Supply of heroes, p.23
Supply of Heroes, page 23
The cross on the pillar was truly gone, but he doffed his cap and blessed himself anyway, crying, “In Gottes Namen!”
Had he seen the black figure when it leapt onto the pile of coal in the body of the barge before him, he’d have been certain it was God’s Son down from His cross, risen once more from the dead and come at last to punish him for all his sins.
12
Hyde Park was London’s way of being in the countryside. Its lawns were tailored to look like the lawns of paradise surrounding the great rural houses for which every Englishman, whether as lord or servant, felt an innate nostalgia. This morning the earth still smelled of rain from the night before and the wet leaves clung to each other in sodden piles instead of frisking about in the late October wind. The chill air sent the park animals scurrying about; the mad but pointed hoarding of nuts and berries had begun. Animals always feel an autumn panic for food, and this year the people of London felt it too. First the young men had disappeared, and then the groceries had. Vendors in London no longer filled their shelves. Fresh fruits, meats, and vegetables were sold by subscription now to the upper classes, and the display of provisions served no purpose if it was all spoken for. At the markets of Covent Garden only damaged produce was offered to the population at large, and each evening the scraps discarded between farmers’ carts grew more meager as the scavengers contending for them grew more numerous. The fine ladies and older gentlemen on their way to the nearby Opera felt assaulted by the pitiful scenes that they found more and more difficult to ignore. Even in Hyde Park, now, one saw old ladies collecting chestnuts in their aprons, shooing squirrels.

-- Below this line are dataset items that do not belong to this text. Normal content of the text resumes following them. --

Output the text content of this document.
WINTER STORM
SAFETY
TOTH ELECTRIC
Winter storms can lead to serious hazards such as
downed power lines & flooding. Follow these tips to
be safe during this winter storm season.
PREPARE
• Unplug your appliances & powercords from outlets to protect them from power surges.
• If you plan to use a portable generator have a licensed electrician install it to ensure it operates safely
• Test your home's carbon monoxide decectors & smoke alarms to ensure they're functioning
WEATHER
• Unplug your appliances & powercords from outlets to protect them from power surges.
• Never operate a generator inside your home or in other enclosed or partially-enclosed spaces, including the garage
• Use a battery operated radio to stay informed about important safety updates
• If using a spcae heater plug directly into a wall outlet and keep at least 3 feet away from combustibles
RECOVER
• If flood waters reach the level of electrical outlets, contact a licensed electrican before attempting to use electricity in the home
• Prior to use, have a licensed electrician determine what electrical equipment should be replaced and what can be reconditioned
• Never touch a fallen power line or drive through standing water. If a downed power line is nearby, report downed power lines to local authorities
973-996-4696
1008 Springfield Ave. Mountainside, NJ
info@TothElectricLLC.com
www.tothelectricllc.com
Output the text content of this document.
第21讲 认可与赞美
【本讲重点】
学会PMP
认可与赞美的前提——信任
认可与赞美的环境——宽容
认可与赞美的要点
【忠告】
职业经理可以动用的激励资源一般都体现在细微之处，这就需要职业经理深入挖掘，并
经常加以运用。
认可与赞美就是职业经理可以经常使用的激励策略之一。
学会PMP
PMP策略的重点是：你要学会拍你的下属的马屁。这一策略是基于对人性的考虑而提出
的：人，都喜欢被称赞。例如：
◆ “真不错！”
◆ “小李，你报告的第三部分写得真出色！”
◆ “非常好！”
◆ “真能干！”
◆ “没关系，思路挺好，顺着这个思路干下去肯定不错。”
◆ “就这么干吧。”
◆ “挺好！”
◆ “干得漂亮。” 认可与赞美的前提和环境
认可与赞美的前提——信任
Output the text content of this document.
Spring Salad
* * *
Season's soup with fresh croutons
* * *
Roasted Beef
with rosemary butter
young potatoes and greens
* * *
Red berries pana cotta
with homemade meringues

Pamela and Jane were sitting on a bench watching Timmy and Anne chasing pigeons. The grass was wet and the children’s shoes would be wrecked, but who had the heart to rein them? Though Timmy at three was two years younger than his sister, he had a boy’s wildness, which gave him the initiative. Anne imitated all his moves, careening from one bird cluster to another, scaring them into flight, but she lacked his fierce abandon. He had given himself over to the chase because he believed in it. His sister knew full well they would never catch the birds, and that knowledge, like a dirty secret, inhibited her.
Jane and Pamela, by contrast, sat quietly. They were alike in appearance. At twenty-seven Pamela was five years Jane’s senior, but each dressed the part of a modern young woman, without Victorian flamboyance. They wore somber, unplumped, form-fitting ankle-length skirts, shades of blue and brown but decidedly not black. Pamela’s long kid gloves gave her a citified air that Jane lacked, but her relative sophistication was undercut by the toy bear she held. The fur on one of its fists was sucked smooth.
Since coming to London, Jane had taken to varnishing her nails. Her nails had become a rare vanity, in fact, but that was because in all her years at Cragside—all that manual labor—she’d never had long fingernails. She was staring at her nails now, thinking that her life in London as Pamela’s companion and the children’s bonny aunt could easily have been her life in Cragside, less the work: it was that cozy, that comfortable, that small. It hadn’t begun to depress her until Dan Curry’s letters had inexplicably stopped coming three weeks before.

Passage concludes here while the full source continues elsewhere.